Mężczyzna z zakrwawioną twarzą leżał na ulicy
Przechodnie nie przeszli obojętnie.
To jedna z interwencji, jaką w ostatnich dniach na poznańskich ulicach podejmowali strażnicy miejscy. Na ulicy Minikowo pomocy potrzebował mężczyzna. W pobliżu byli strażnicy z Nowego Miasta. "Podczas jednej z interwencji podeszła do funkcjonariuszy kobieta i zwróciła uwagę, że na ulicy leży mężczyzna z zakrwawioną twarzą. Strażnicy od razu udali się we wskazane miejsce, gdzie obecny był już przypadkowy kierowca, który zatrzymał się i wezwał karetkę" - relacjonuje Przemysław Piwecki. "Patrol udzielił poszkodowanemu pierwszej pomocy, opatrując rany nosa i głowy.

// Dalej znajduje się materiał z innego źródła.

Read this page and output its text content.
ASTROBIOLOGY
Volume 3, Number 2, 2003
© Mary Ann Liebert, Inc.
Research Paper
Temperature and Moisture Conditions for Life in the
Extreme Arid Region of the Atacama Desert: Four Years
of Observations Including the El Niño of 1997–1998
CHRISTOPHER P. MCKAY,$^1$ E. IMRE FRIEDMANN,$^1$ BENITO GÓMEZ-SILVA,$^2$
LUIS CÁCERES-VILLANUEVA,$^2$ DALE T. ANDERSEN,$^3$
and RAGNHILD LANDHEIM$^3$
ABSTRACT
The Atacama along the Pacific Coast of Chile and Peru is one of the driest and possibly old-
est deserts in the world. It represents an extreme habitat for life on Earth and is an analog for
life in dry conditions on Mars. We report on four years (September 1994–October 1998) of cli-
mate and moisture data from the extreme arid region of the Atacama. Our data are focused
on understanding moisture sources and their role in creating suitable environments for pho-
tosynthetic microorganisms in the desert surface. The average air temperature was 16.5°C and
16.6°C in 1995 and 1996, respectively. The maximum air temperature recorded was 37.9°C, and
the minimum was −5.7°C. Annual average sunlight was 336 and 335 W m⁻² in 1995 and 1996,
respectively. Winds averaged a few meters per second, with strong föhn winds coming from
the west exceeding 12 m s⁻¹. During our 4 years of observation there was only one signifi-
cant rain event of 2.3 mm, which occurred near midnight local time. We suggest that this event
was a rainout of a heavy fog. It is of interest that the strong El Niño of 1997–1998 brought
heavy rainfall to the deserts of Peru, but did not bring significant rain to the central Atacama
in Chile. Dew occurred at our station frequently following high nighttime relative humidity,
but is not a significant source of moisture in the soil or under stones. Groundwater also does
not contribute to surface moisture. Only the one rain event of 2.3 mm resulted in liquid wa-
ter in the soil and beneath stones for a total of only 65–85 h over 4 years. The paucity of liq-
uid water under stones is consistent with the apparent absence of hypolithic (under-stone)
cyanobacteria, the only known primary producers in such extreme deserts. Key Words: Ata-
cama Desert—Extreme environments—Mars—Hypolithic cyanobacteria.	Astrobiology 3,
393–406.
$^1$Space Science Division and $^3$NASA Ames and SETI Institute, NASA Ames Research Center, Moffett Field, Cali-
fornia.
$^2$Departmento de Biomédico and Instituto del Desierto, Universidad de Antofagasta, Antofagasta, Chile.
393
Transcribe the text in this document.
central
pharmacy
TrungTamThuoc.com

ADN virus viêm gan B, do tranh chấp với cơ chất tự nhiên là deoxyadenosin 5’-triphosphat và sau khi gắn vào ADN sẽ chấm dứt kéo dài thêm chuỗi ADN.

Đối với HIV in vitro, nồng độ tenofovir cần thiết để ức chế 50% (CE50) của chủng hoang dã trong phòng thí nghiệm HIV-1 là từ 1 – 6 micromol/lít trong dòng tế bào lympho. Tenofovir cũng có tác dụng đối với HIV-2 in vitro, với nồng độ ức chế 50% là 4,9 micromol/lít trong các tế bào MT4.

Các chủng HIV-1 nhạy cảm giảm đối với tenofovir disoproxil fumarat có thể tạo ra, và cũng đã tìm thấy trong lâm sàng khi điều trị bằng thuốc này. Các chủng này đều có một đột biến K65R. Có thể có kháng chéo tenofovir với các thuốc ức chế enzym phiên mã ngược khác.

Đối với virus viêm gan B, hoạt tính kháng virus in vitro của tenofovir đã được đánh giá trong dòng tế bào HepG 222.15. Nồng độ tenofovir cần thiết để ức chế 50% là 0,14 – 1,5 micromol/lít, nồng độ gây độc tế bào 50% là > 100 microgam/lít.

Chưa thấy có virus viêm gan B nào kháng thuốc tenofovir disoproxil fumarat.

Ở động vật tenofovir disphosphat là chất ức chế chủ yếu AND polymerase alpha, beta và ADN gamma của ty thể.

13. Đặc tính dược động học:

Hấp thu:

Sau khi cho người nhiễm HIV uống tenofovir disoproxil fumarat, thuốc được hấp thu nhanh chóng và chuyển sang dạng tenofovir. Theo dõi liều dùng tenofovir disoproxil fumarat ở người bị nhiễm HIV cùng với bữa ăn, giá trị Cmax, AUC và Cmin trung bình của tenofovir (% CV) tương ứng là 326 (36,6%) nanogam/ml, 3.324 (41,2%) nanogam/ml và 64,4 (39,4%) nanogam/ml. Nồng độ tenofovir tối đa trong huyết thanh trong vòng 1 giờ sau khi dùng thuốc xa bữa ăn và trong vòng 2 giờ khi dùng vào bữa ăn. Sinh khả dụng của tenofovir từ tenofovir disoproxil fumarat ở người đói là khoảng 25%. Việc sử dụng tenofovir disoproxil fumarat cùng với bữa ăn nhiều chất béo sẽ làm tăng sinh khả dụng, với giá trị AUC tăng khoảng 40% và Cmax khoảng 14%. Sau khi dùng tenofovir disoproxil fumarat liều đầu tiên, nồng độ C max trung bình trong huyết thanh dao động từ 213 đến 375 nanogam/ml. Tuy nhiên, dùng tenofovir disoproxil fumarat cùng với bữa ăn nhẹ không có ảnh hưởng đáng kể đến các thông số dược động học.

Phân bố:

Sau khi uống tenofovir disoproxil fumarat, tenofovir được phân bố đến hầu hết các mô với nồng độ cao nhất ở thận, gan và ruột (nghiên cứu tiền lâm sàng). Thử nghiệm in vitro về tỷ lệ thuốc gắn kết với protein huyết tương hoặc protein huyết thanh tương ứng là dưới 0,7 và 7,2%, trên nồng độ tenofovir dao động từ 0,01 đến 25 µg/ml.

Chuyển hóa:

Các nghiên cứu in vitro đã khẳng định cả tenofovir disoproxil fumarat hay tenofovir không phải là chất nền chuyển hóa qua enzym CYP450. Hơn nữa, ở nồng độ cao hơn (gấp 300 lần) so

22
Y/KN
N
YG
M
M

Ratownicy od razu podjęli decyzję o przewiezieniu mężczyzny do szpitala" - dodaje.
Jak zaznaczyli funkcjonariusze, na szczególne uznanie zasługują przypadkowe osoby, które nie przeszły obojętnie wobec drugiego człowieka, a wezwały pomoc i kto wie, czy nie uratowały życia.